The evidence of the completion of the registration formalities shall be provided by the shareholder or its financial institution to ING Bank by not later than Wednesday April 24, 2019 within the office hours.
The shareholders will be admitted to the general meeting based upon the confirmation by ING Bank to Barco NV of the completion of the registration formalities or upon presentation of a certificate issued by the company, the depositary institution or an authorized account-holder or the clearing institute confirming that the registration has occurred at the latest on the registration date.
The HOLDERS OF REGISTERED SHARES, as well as the holders of warrants and options must inform the company by not later than Friday April 19, 2019 by letter addressed to Barco NV, Legal Department, Beneluxpark 21, 8500 Kortrijk, or by e-mail (email@example.com) of their intention to attend the meeting and, if applicable, the number of shares they wish to vote with.
POWERS OF ATTORNEY
Shareholders, who wish to be represented, should use the power of attorney form which is available at the company’s headquarters or can be downloaded from the company's website www.barco.com. No other forms will be accepted.

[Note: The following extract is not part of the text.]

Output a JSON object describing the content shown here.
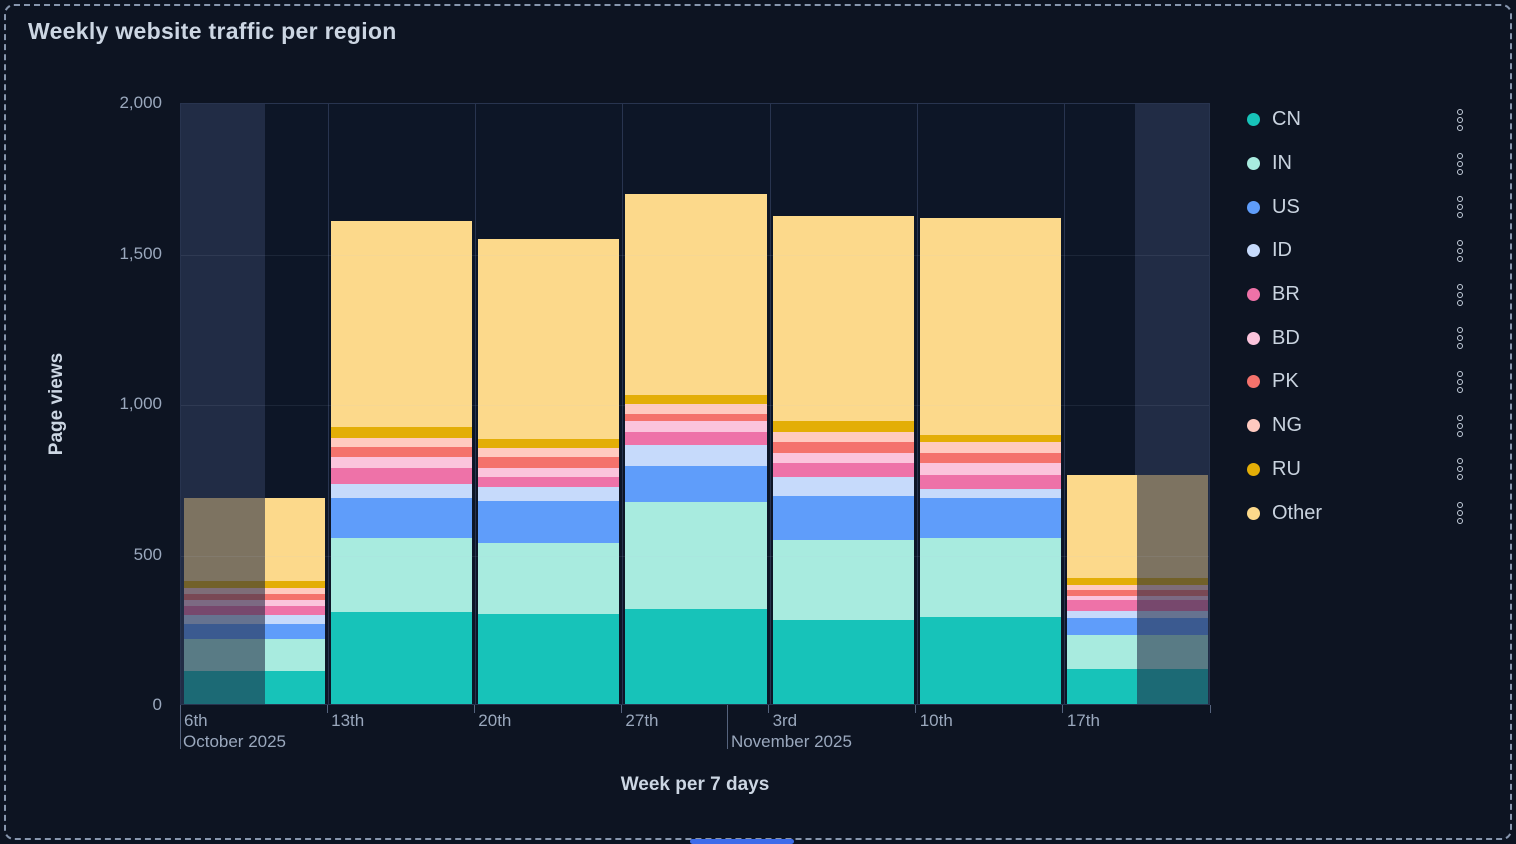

Collective proxies, proxies by substitution, or proxies granted by financial institutions, trusts, fund managers or account-holders in the name and for the account of several shareholders have to specify: the identity of each individual shareholder, the identity of the proxy holder(s) and, for each individual shareholder, the number of shares the proxy holder will be voting with.
Powers of attorney should be delivered in original copy by not later than Wednesday April 24, 2019 within the office hours to the company (to the attention of the Legal Department), Beneluxpark 21, 8500 Kortrijk, Belgium.
Powers of attorney submitted to the company prior to the publication of an updated agenda (see above under “Addition of agenda topics”), if applicable, shall remain valid with respect to those topics of the agenda to which they relate, without prejudice to the right of the principal to withdraw its power of attorney and/or replace it with a new power of attorney based upon the updated agenda.
ANNUAL REPORT 2018
The 2018 annual report as well as the information required under article 533bis, §1, 5° Company Code are available free of charge at the company’s headquarters or can be downloaded from the company's website https://www.barco.com/corporate-governance.
The Board of Directors
Barco designs technology to enable bright outcomes around the world. Seeing beyond the image, we develop visualization and collaboration solutions to help you work together, share insights, and wow audiences. Our focus is on three core markets: Enterprise (from meeting and control rooms to corporate spaces), Healthcare (from the radiology department to the operating room), and Entertainment (from movie theaters to live events and attractions). In 2018, we realized sales of 1.028 billion euro. We have a global team of 3,600 employees, whose passion for technology is captured in 400 granted patents.